The third part of the exhibition is called The Mechanism of the Hunger and is made up of 23 pannels. Each panel, based on archive documents, is supported by another panel that presents testimonies of witnesses. The visitor can see the process of dekulakization: the expropriation of the rich peasants, their deprivation of means of living and, often times, their deportation to Siberia. The next steps were the three stages of public cereal aquisitions: August-September 1932, November 1932 and December 1932. During the last stage, the peasants were deprived not only of grain seeds but also of the so-called surplus: beans, potatoes and onions. As a consequence, the villagers were in a very serious condition. First, they had to trade their personal items for food and then they had to eat cats, dogs, mice, different plants etc. in order to survive. An unprecedented act of cuelty was the law named by the people „the law of the five ears”, personally signed by Jospeh Stalin on August 5th 1932, which led to retaliations against the farmers. The following repressive act against the Ukrainian farmers was the decision of the People’s Commissaries Council regarding the villages that were black-listed for „sabotaging” the aquisition of cerelas. This meant a total economic blocade of these villages, their isolation from the outside world, ceasing of all their import-export activities and, consequently, their total destruction.

In order to limit migration from the villages, a system of passports was introduced in 1932 that did not include peasants, thus condemning them to certain death. At the same time, cereal exports from Ukraine grew six times compared to 1929. The panels show how some districts in Kuban, with a predominantly Ukrainian population, also suffered because of the Holodomor.
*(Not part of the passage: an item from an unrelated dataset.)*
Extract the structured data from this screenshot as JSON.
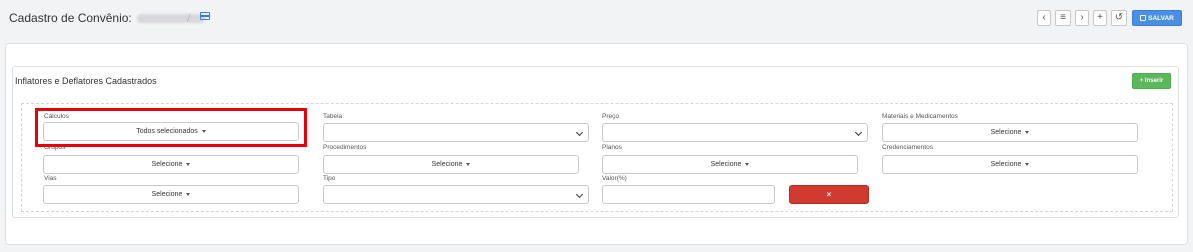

Another method of state plunder was the network of „torgsin” (shops for trade with foreigners) where the villagers could buy some food in exchange for gold and silver at an incorrect price. The torgsin shops were created for the voluntary-compulsory massively confiscation of family jewels and other valuable objects. The Holodomor caused the death of 7-10 million people, according to different estimations.

The fourth part of the exhibition is called The Global Acknowledgement and Perception of the Holodomor. It is made up of four panels. For 75 years the world was aware of what was happening in Ukraine and yet completely ignored it. The first to condemn communist genocide in Ukraine was the Parliament of Estonia. Throughout Ukraine’s 15 years of independence, only 13 countries (Estonia, Canada, Argentina, USA, Australia, Hungary, Italy, Lithuania, Georgia, Poland, Spain and Peru) aknowledged the hunger in Ukraine as genocide. One of the panels in this section contains quotation from the state regulations of the above mentioned countries. Another one shows the text of the Ukrainian Law regarding the Holodomor in 1932-1922, approved on November 28th 2006, which declares the Holodomor genocide against the Ukrainians. The last panel shows information about the fact that, during the last years, every last Saturday in November, on the Day of Rememberance of the victims of the Holodomor, the Ukrainian people commemorates those who died by starvation in 1932-1933 by lighting a candle at 16:00.